Boston, Massachusetts —In a stunning turn of events that left Red Sox fans scratching their heads, starting pitcher Josh Beckett, pitching to the Yankees in the 2010 season opener at Fenway Park, plunked eight consecutive batters in the third inning of the Red Sox’s crushing 19-2 loss.
Beckett got off a shaky start, giving up six hits and four runs in the top of the first, and throwing several wild pitches. He seemed to settle in the second inning, fanning two and giving up only one hit. Returning in the third inning, however, he gave up a double to Yankees catcher Jorge Posada, and then hit the next batter, Curtis Granderson, with a high inside fastball.
Then Beckett, who in 2009 carried a .386 ERA and plunked only seven batters over 212 innings, proceeded to hit the next seven consecutive batters, all with his first pitches of each at-bat. Eleven runs were eventually scored in the inning.
“I wanted to see what would happen,” Beckett told The Observer after the crushing home loss. “We were losing anyway, and we couldn’t seem to get any runs over. So, I started beaning batters. I wanted to see if anyone would charge the mound.”
“Nobody did, though,” he continued. “There were no warnings from the ump, and no bench clearing brawls, even after drilling eight straight batters in the head with fastballs. That’s really disappointing. I was really hoping there would be fights this year.”
Beckett wasn’t the only one off his game. In the fourth inning, Sox first-baseman Kevin Youkilis reached first base on a seeing-eye single to center. David Ortiz, batting behind him, hit a weak pop-up to the infield. Even after the ball was easily caught by Yankees second-baseman Robinson Cano, Youkilis continued to run toward second base. Cano fired to first, easily making the out to end the inning.
“I forgot how to run back to first base,” Youkilis explained after the game, about his poor base-running. “I don’t even think anyone told me how to stop running toward second, turn around, and run back to first. Someone really should have explained that to me before the game.”
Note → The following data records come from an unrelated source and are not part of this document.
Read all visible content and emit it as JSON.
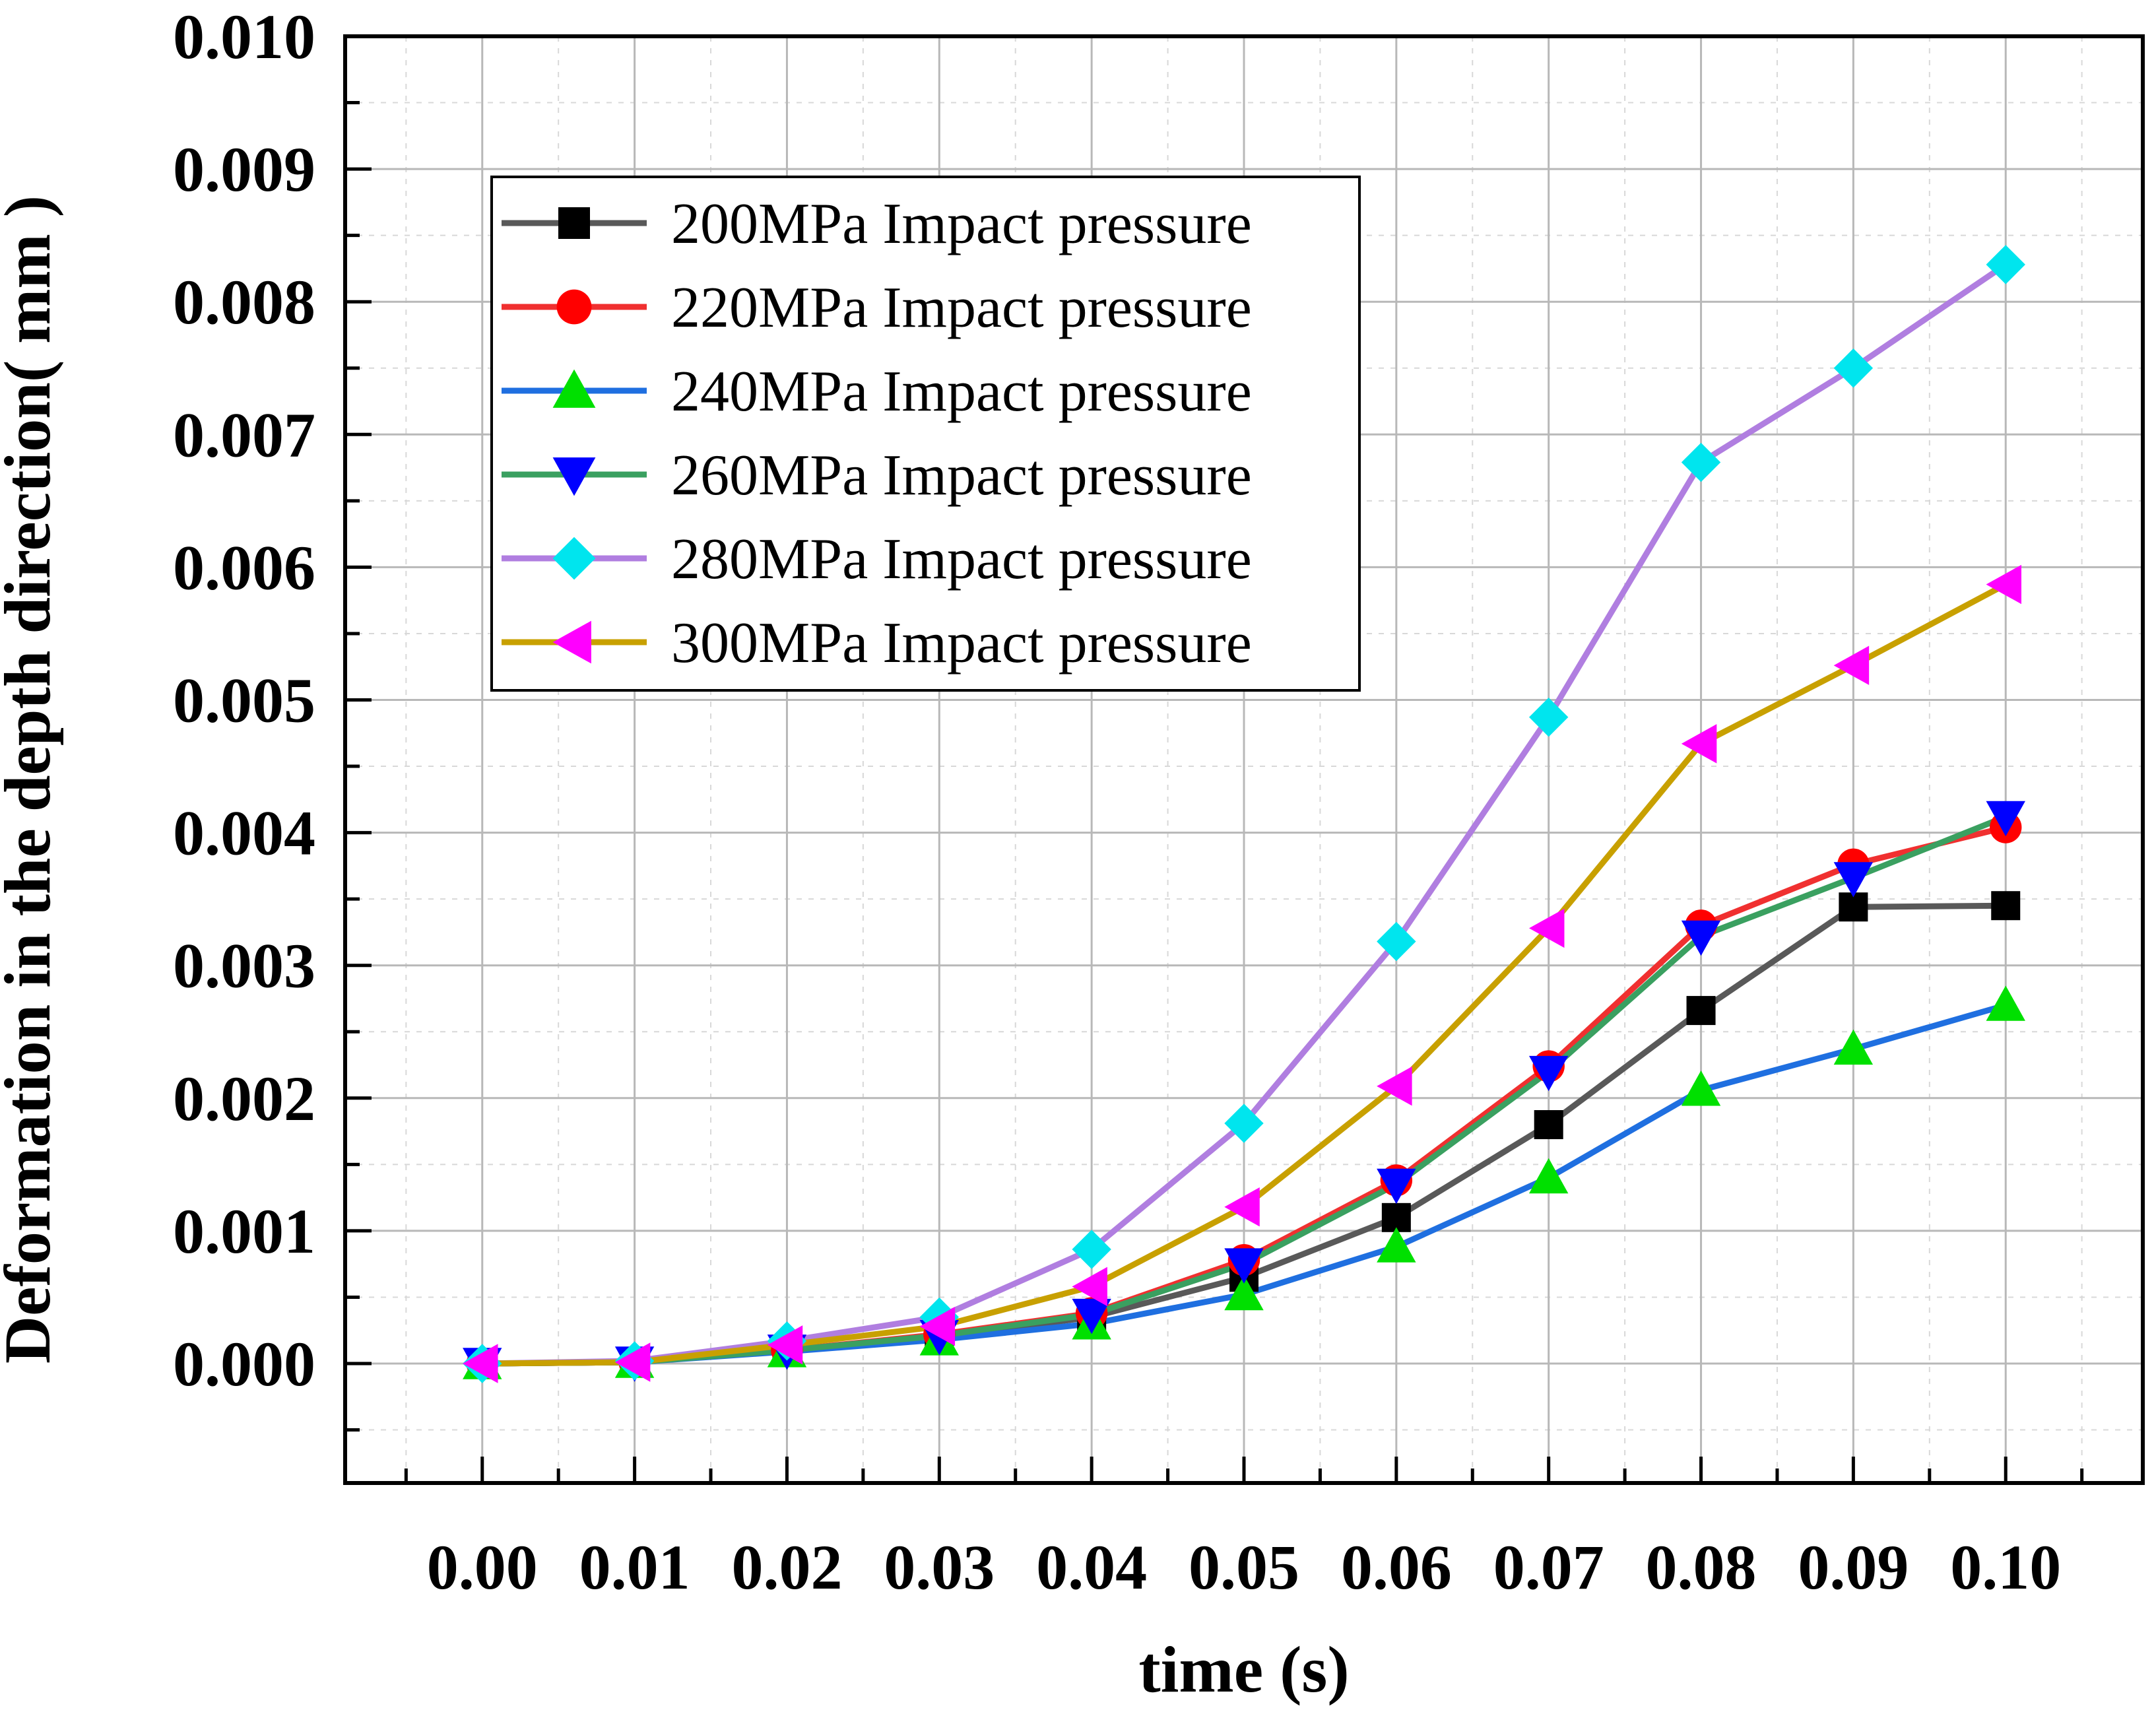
{
  "chart_data": {
    "type": "line",
    "title": "",
    "xlabel": "time (s)",
    "ylabel": "Deformation in the depth direction( mm )",
    "xlim": [
      -0.009,
      0.109
    ],
    "ylim": [
      -0.0009,
      0.01
    ],
    "xticks": [
      "0.00",
      "0.01",
      "0.02",
      "0.03",
      "0.04",
      "0.05",
      "0.06",
      "0.07",
      "0.08",
      "0.09",
      "0.10"
    ],
    "yticks": [
      "0.000",
      "0.001",
      "0.002",
      "0.003",
      "0.004",
      "0.005",
      "0.006",
      "0.007",
      "0.008",
      "0.009",
      "0.010"
    ],
    "grid": true,
    "legend_position": "top-left",
    "x": [
      0.0,
      0.01,
      0.02,
      0.03,
      0.04,
      0.05,
      0.06,
      0.07,
      0.08,
      0.09,
      0.1
    ],
    "series": [
      {
        "name": "200MPa Impact pressure",
        "line_color": "#595959",
        "marker_color": "#000000",
        "marker": "square",
        "values": [
          0.0,
          1e-05,
          0.0001,
          0.0002,
          0.00035,
          0.00065,
          0.0011,
          0.0018,
          0.00266,
          0.00344,
          0.00345
        ]
      },
      {
        "name": "220MPa Impact pressure",
        "line_color": "#f03030",
        "marker_color": "#ff0000",
        "marker": "circle",
        "values": [
          0.0,
          1e-05,
          0.0001,
          0.00022,
          0.00038,
          0.00078,
          0.00138,
          0.00224,
          0.0033,
          0.00376,
          0.00404
        ]
      },
      {
        "name": "240MPa Impact pressure",
        "line_color": "#1f6fe0",
        "marker_color": "#00e000",
        "marker": "triangle-up",
        "values": [
          0.0,
          1e-05,
          9e-05,
          0.00018,
          0.0003,
          0.00052,
          0.00088,
          0.0014,
          0.00206,
          0.00237,
          0.0027
        ]
      },
      {
        "name": "260MPa Impact pressure",
        "line_color": "#3aa060",
        "marker_color": "#0000ff",
        "marker": "triangle-down",
        "values": [
          0.0,
          1e-05,
          0.0001,
          0.00021,
          0.00037,
          0.00075,
          0.00135,
          0.0022,
          0.00322,
          0.00366,
          0.00412
        ]
      },
      {
        "name": "280MPa Impact pressure",
        "line_color": "#b07ee0",
        "marker_color": "#00e5ee",
        "marker": "diamond",
        "values": [
          0.0,
          2e-05,
          0.00017,
          0.00035,
          0.00086,
          0.00181,
          0.00318,
          0.00487,
          0.00679,
          0.0075,
          0.00828
        ]
      },
      {
        "name": "300MPa Impact pressure",
        "line_color": "#c8a000",
        "marker_color": "#ff00ff",
        "marker": "triangle-left",
        "values": [
          0.0,
          1e-05,
          0.00014,
          0.00028,
          0.00058,
          0.00118,
          0.00209,
          0.00328,
          0.00467,
          0.00526,
          0.00587
        ]
      }
    ]
  }
}
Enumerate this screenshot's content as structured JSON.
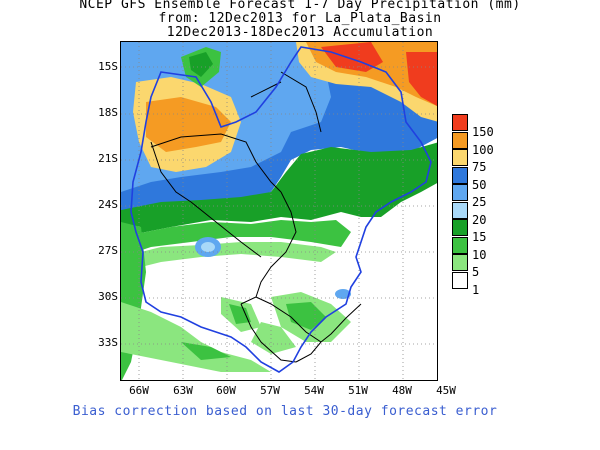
{
  "title_line1": "NCEP GFS Ensemble Forecast 1-7 Day Precipitation (mm)",
  "title_line2": "from: 12Dec2013   for La_Plata_Basin",
  "title_line3": "12Dec2013-18Dec2013 Accumulation",
  "y_ticks": [
    "15S",
    "18S",
    "21S",
    "24S",
    "27S",
    "30S",
    "33S"
  ],
  "x_ticks": [
    "66W",
    "63W",
    "60W",
    "57W",
    "54W",
    "51W",
    "48W",
    "45W"
  ],
  "legend": [
    {
      "label": "150",
      "color": "#f03c1e"
    },
    {
      "label": "100",
      "color": "#f59b23"
    },
    {
      "label": "75",
      "color": "#fbd76e"
    },
    {
      "label": "50",
      "color": "#2f78dc"
    },
    {
      "label": "25",
      "color": "#5fa7f0"
    },
    {
      "label": "20",
      "color": "#a8d8f8"
    },
    {
      "label": "15",
      "color": "#18a028"
    },
    {
      "label": "10",
      "color": "#3cc241"
    },
    {
      "label": "5",
      "color": "#8be67f"
    },
    {
      "label": "1",
      "color": "#ffffff"
    }
  ],
  "note": "Bias correction based on last 30-day forecast error"
}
A few other odd plays rounded out the perplexing game. Red Sox second baseman Dustin Pedroia twice threw the ball to third base instead of first when fielding routine grounders. In the sixth inning, Sox outfielders J.D. Drew and Mike Cameron ran in small, awkward circles trying to catch a Nick Swisher pop-fly, both eventually missing the ball altogether as it landed between them. And, in the bottom of the eighth, with the bases loaded, Sox skipper Terry Francona made the baffling choice to call in relief pitcher Scott Schoeneweis to bat for slugger David Ortiz.
“That was just a straight-up mistake,” Francona admitted. “I was just looking through the list of my bench players and I accidentally pulled Ortiz out of the game and had Scott bat for him. Just a stupid error. I haven’t figured out how this all works yet.”